Leïla Slimani : « Ces enfants qui crient nous jugeront »

Bateau humanitaire en errance, familles séparées à la frontière du MexiqueL’auteure de « Chanson Douce » s’indigne du sort des réfugiés et d’un monde qui n’accomplit pas son devoir.

 

L’Histoire nous jugera. C’est ce que nous pourrions nous contenter de penser. Les géné­rations futures diront si nous étions ou non des salauds, des égoïstes, des peuples sans conscience et sans humanité. Dire cela ne fait trembler personne. Bien au contraire, c’est une facilité vers laquelle nous tendons tous, celle de vivre pleinement notre présent, de ne pas regarder en face notre veu­lerie et de penser que c’est par contumace que nous serons condamnés. C’est ce qu’ont dû se dire tous les salauds du monde, tous ceux qui, comme nous, ont fait le mal ou ont renoncé à faire le bien. Ils n’ont eu à l’esprit que leur bien­-être, leur survie. Ils ont collaboré avec l’ennemi, ils n’ont pas secouru le malade, le misérable. Ils ne se sont pas révoltés contre l’injustice qui se jouait sous leurs yeux.

« Ils sont des milliers à dormir pour l’éternité sous les eaux dans lesquelles nous irons cet été nous baigner. »

Toute ma vie, j’ai vu des hommes et des femmes regarder vers l’horizon. Des dizaines de fois j’ai écouté l’histoire de ceux qui cherchent un avenir meilleur pour eux et pour leurs enfants. Ceux qui fuient la guerre, la misère, les hôpitaux où l’on ne les soigne pas, les écoles où leurs enfants ont trop faim pour apprendre.

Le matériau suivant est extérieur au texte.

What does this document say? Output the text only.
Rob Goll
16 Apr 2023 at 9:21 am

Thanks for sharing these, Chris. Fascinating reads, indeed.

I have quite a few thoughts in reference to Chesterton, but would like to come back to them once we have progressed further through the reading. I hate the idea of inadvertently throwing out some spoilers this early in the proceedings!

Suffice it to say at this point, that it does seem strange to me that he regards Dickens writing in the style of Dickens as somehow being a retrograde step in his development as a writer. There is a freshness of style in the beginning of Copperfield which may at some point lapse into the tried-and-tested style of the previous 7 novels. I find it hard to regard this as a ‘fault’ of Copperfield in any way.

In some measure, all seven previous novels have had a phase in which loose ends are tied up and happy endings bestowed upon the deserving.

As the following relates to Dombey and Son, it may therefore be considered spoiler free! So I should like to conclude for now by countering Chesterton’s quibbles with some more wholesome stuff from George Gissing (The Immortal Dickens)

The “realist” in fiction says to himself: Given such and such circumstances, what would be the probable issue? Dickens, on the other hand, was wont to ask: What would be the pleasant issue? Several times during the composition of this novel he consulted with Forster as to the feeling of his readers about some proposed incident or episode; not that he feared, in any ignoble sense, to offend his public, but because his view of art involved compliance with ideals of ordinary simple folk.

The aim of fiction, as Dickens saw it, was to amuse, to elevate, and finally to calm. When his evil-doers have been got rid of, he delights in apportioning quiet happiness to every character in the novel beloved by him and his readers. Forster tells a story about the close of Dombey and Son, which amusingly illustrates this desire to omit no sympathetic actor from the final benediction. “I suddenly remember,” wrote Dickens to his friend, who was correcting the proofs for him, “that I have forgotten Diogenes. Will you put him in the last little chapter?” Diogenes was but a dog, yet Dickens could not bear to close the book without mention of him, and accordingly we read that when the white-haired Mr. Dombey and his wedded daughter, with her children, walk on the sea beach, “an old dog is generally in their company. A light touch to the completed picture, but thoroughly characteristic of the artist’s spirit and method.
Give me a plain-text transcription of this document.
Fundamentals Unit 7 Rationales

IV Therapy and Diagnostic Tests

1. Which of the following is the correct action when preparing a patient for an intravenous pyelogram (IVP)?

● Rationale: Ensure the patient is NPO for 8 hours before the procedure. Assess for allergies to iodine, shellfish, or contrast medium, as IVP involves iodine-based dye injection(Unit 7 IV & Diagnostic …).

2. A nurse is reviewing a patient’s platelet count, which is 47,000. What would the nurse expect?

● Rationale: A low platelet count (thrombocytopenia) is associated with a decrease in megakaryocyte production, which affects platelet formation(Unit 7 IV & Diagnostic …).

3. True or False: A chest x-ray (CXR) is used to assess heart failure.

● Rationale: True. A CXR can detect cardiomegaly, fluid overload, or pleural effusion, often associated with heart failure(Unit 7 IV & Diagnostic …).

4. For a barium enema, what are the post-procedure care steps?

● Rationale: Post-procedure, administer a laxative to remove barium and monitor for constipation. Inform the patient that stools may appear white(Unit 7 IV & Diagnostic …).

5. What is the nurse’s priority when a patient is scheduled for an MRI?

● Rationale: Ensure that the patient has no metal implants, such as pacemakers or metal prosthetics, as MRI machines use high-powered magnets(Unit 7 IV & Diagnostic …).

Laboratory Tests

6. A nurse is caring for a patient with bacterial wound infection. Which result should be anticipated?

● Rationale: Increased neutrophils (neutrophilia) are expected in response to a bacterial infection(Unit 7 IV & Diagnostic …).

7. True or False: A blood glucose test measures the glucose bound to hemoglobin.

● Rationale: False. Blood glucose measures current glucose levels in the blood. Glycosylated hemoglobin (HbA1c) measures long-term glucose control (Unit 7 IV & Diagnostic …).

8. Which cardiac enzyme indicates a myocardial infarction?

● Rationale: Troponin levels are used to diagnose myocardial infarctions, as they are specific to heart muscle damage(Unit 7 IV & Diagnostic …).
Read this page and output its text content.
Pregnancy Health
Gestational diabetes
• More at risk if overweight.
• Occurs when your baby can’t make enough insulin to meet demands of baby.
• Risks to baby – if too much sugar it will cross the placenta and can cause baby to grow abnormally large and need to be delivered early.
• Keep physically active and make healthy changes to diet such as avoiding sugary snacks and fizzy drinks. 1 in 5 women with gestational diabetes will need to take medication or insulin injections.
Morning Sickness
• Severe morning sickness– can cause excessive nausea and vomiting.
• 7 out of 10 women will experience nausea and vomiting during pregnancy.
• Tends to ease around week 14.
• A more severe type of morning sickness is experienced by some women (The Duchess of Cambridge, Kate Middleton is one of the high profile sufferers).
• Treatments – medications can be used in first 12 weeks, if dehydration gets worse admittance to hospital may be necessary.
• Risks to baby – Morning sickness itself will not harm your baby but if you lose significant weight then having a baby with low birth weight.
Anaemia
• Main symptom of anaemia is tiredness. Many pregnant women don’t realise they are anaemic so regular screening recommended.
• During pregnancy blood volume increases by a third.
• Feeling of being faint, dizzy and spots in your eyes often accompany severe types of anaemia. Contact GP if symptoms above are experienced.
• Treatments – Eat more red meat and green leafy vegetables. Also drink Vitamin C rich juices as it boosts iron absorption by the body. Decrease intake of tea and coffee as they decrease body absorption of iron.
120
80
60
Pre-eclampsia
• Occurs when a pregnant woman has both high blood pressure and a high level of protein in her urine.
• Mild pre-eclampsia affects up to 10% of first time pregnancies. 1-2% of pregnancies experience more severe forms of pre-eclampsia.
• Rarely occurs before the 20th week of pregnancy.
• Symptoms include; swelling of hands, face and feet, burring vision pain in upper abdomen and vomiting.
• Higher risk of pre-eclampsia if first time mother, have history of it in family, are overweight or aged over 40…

Ils sont des milliers à dormir pour l’éternité sous les eaux dans lesquelles nous irons cet été nous baigner. Nous avons pleuré devant la photographie d’Aylan, dont le cadavre a échoué sur une plage. Nous avons pleuré, en voyant, aux États­-Unis, des enfants mis en cage. Des petits qui crient le nom de leur mère, qui dor­ment à même le sol et qui traversent, j’en suis sûre, mon  cœur de mère en est sûr, de longues nuits de terreur. Ces enfants qui meurent et ces enfants qui crient, ces enfants qui poussent à la frontière de notre monde, ce sont eux qui nous jugeront. D’un côté comme de l’autre de l’Atlantique, les gouvernants nous servent les mêmes argu­ments. Il ne faut pas créer d’ap­pel d’air, ne pas donner de faux espoirs. On ne peut prendre le risque d’accueillir des terro­ristes. La loi est dure mais c’est la loi, maritime ou terrestre. Qu’on les renvoie dans l’enfer libyen, va jusqu’à dire Nicolas Dupont­-Aignan. Qu’ils retournent dans une Amérique centrale en proie à la famine et à la guerre, dit Trump.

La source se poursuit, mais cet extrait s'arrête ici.